I didn't see it as a pity party at all. We are all human and have these moments of doubt of the path that we are one. That questioning is what makes us human. And I thank you for sharing yourself so honestly. I find the same thing, that when I am letting the words just flow through my fingers that my posts are more true to me. Seeing that someone I admire has similar struggles really makes a difference. And I am so glad that you had some trusty friends there to give you the love that you need.
That Miss Lauren is the most beautiful angel. I am always amazed at the pictures you take, as if that lens is attached to you at all times. Something I aspire to do.
Enjoy the day, Miss Kerry!
Erin
I love your photos and your blog - no, I didn't find it a pity party yesterday. We all go through times of self doubt and frustration, and to be honest, it helps me to know that someome as talented as you also has those times.
I'm so glad you are feeling more upbeat today.
I definitely didn't view your previous post as drama. In fact, I really appreciate your honesty -- I've always felt that when we're honest about our struggles, we encourage other people to do the same. This is good for everyone!

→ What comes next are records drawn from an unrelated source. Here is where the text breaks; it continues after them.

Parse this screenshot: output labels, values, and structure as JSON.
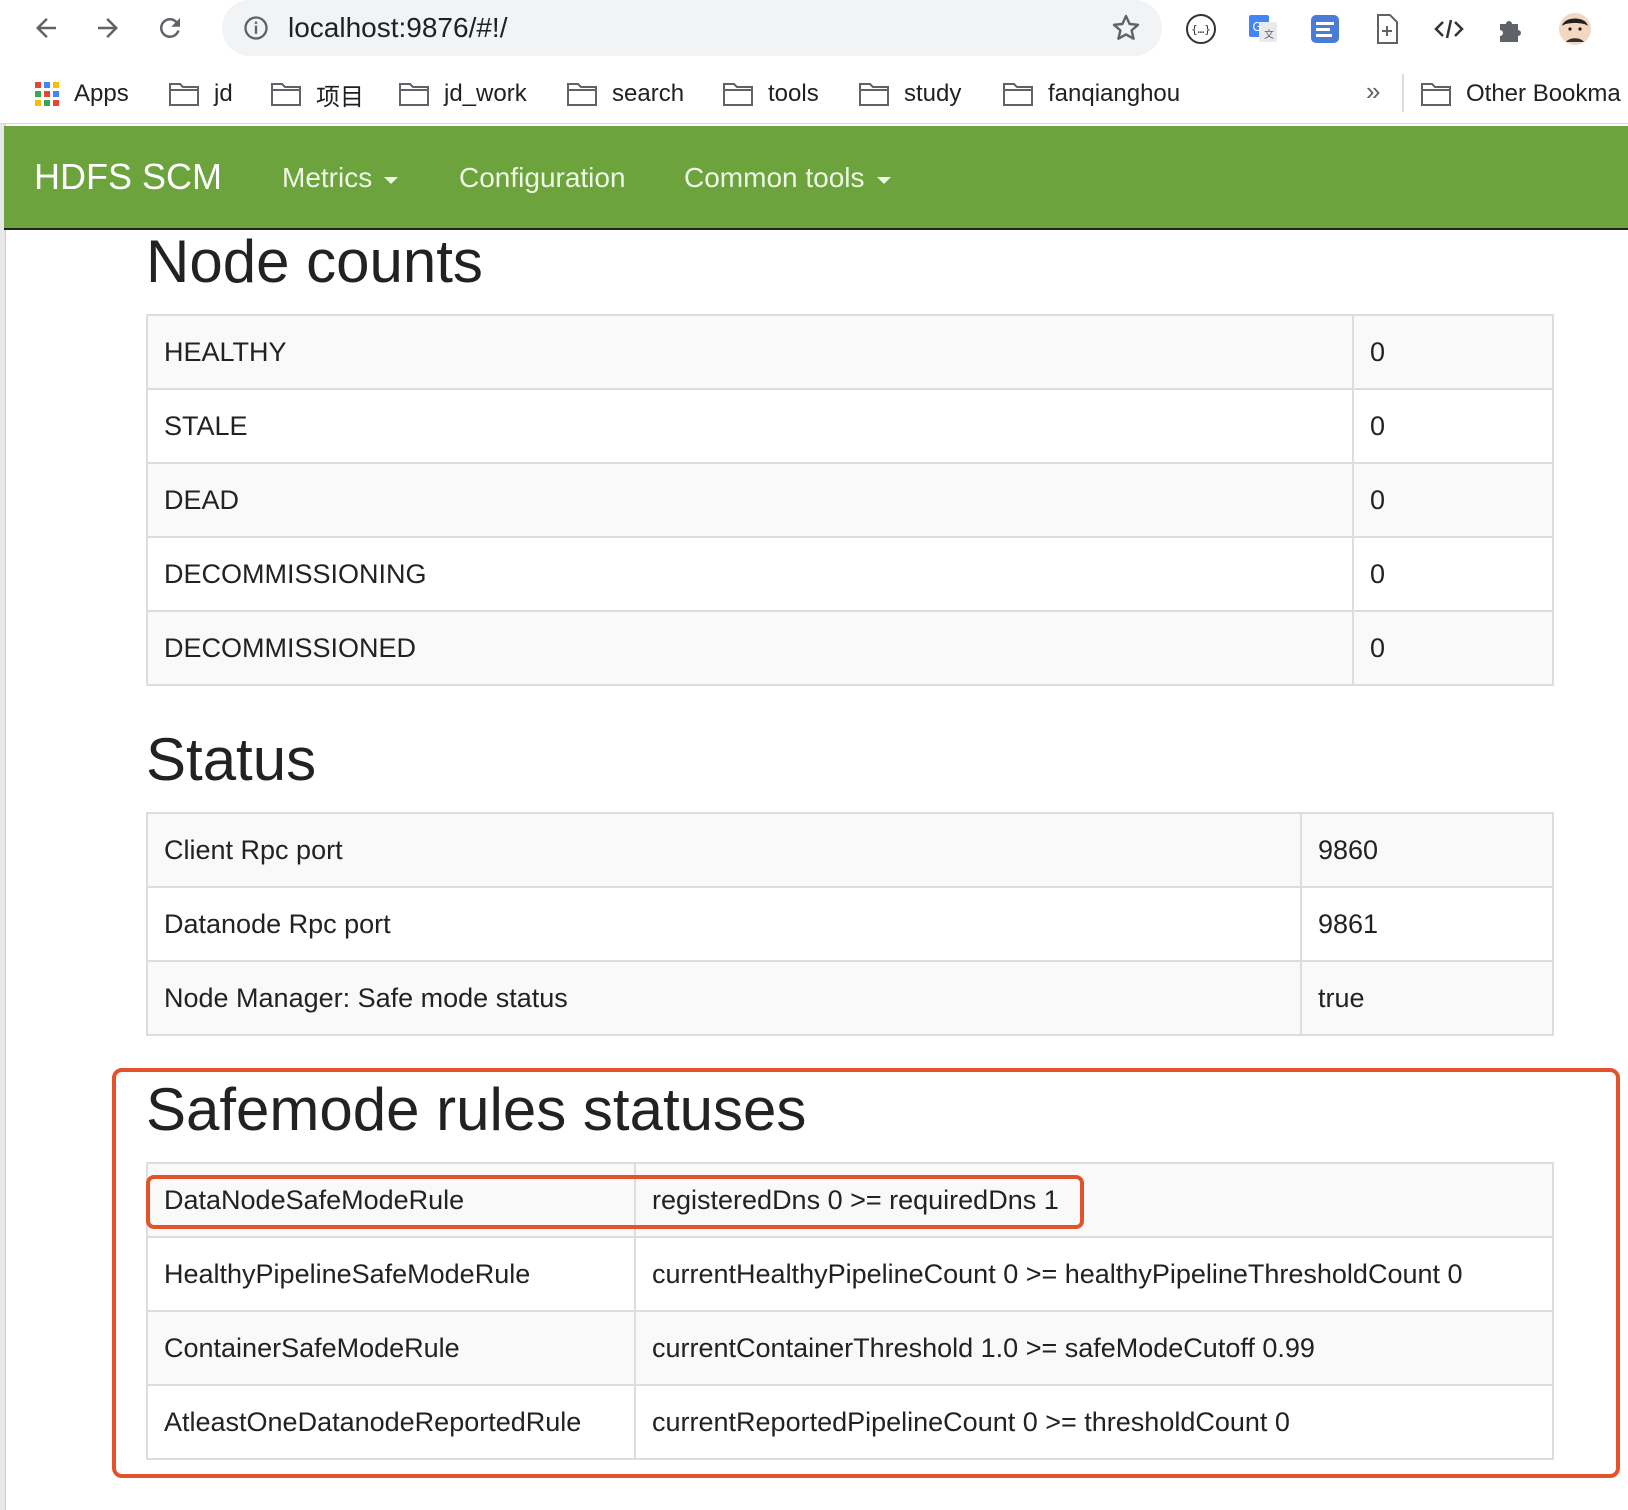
{
  "browser": {
    "url": "localhost:9876/#!/",
    "nav_icons": [
      "back-arrow-icon",
      "forward-arrow-icon",
      "reload-icon"
    ],
    "extension_icons": [
      "json-viewer-icon",
      "google-translate-icon",
      "notes-icon",
      "file-add-icon",
      "code-icon",
      "puzzle-icon",
      "profile-avatar-icon"
    ],
    "bookmarks": [
      {
        "label": "Apps",
        "icon": "apps-grid-icon"
      },
      {
        "label": "jd",
        "icon": "folder-icon"
      },
      {
        "label": "项目",
        "icon": "folder-icon"
      },
      {
        "label": "jd_work",
        "icon": "folder-icon"
      },
      {
        "label": "search",
        "icon": "folder-icon"
      },
      {
        "label": "tools",
        "icon": "folder-icon"
      },
      {
        "label": "study",
        "icon": "folder-icon"
      },
      {
        "label": "fanqianghou",
        "icon": "folder-icon"
      }
    ],
    "bookmarks_overflow": "»",
    "other_bookmarks": "Other Bookma"
  },
  "navbar": {
    "brand": "HDFS SCM",
    "links": [
      {
        "label": "Metrics",
        "dropdown": true
      },
      {
        "label": "Configuration",
        "dropdown": false
      },
      {
        "label": "Common tools",
        "dropdown": true
      }
    ],
    "color": "#6ca33d"
  },
  "node_counts": {
    "title": "Node counts",
    "rows": [
      {
        "label": "HEALTHY",
        "value": "0"
      },
      {
        "label": "STALE",
        "value": "0"
      },
      {
        "label": "DEAD",
        "value": "0"
      },
      {
        "label": "DECOMMISSIONING",
        "value": "0"
      },
      {
        "label": "DECOMMISSIONED",
        "value": "0"
      }
    ]
  },
  "status": {
    "title": "Status",
    "rows": [
      {
        "label": "Client Rpc port",
        "value": "9860"
      },
      {
        "label": "Datanode Rpc port",
        "value": "9861"
      },
      {
        "label": "Node Manager: Safe mode status",
        "value": "true"
      }
    ]
  },
  "safemode": {
    "title": "Safemode rules statuses",
    "rows": [
      {
        "label": "DataNodeSafeModeRule",
        "value": "registeredDns 0 >= requiredDns 1"
      },
      {
        "label": "HealthyPipelineSafeModeRule",
        "value": "currentHealthyPipelineCount 0 >= healthyPipelineThresholdCount 0"
      },
      {
        "label": "ContainerSafeModeRule",
        "value": "currentContainerThreshold 1.0 >= safeModeCutoff 0.99"
      },
      {
        "label": "AtleastOneDatanodeReportedRule",
        "value": "currentReportedPipelineCount 0 >= thresholdCount 0"
      }
    ]
  },
  "highlight_color": "#e4522c"
}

So thanks for opening up to us! I'm glad it made you feel so much better. :)
It really helps to get it out there and then get over it. You're sharing your honesty, and over the course of your last three very honest blogs, it's clear that you're purging the disappointment and getting back to a place where you can appreciate all the wonderful gifts of your life. Here's to life and being able to put the disappointments behind us! Love your work, love your honesty. Please keep it up.
Here's the thing - no one's life is totally perfect all of the time. I think it's good you shared a bad or off day - that's what makes you human!
And frankly, that's good and comforting to all parties involved. I prefer authentic versus forcing Susie Sunshine all of the time.
I can just hear it - you sound more upbeat today, Kerry! These pictures are wonderful, btw. I especially love the one of your kitty looking up through the tree.
Kerry, I just read your blog post about your show. I'm sorry to hear it was such a bust, been there done that and know how many mixed emotions come with it. You're one of the glass artists I look up to, know that you inspire many.
dearest kerry, thank you for being your true authentic self and sharing your disappointment with us. we all have these experiences as an artist. i just look at it like one big experiment, we never know what will be successful and what won't. the only difference between you and most artists is that you took a huge risk. most artists wouldn't have the guts to do that. and i think those who are willing to take the biggest risks are the ones who will go so much farther with their business in the end. hugs friend! now you can use what you learned to be a stronger and wiser business woman.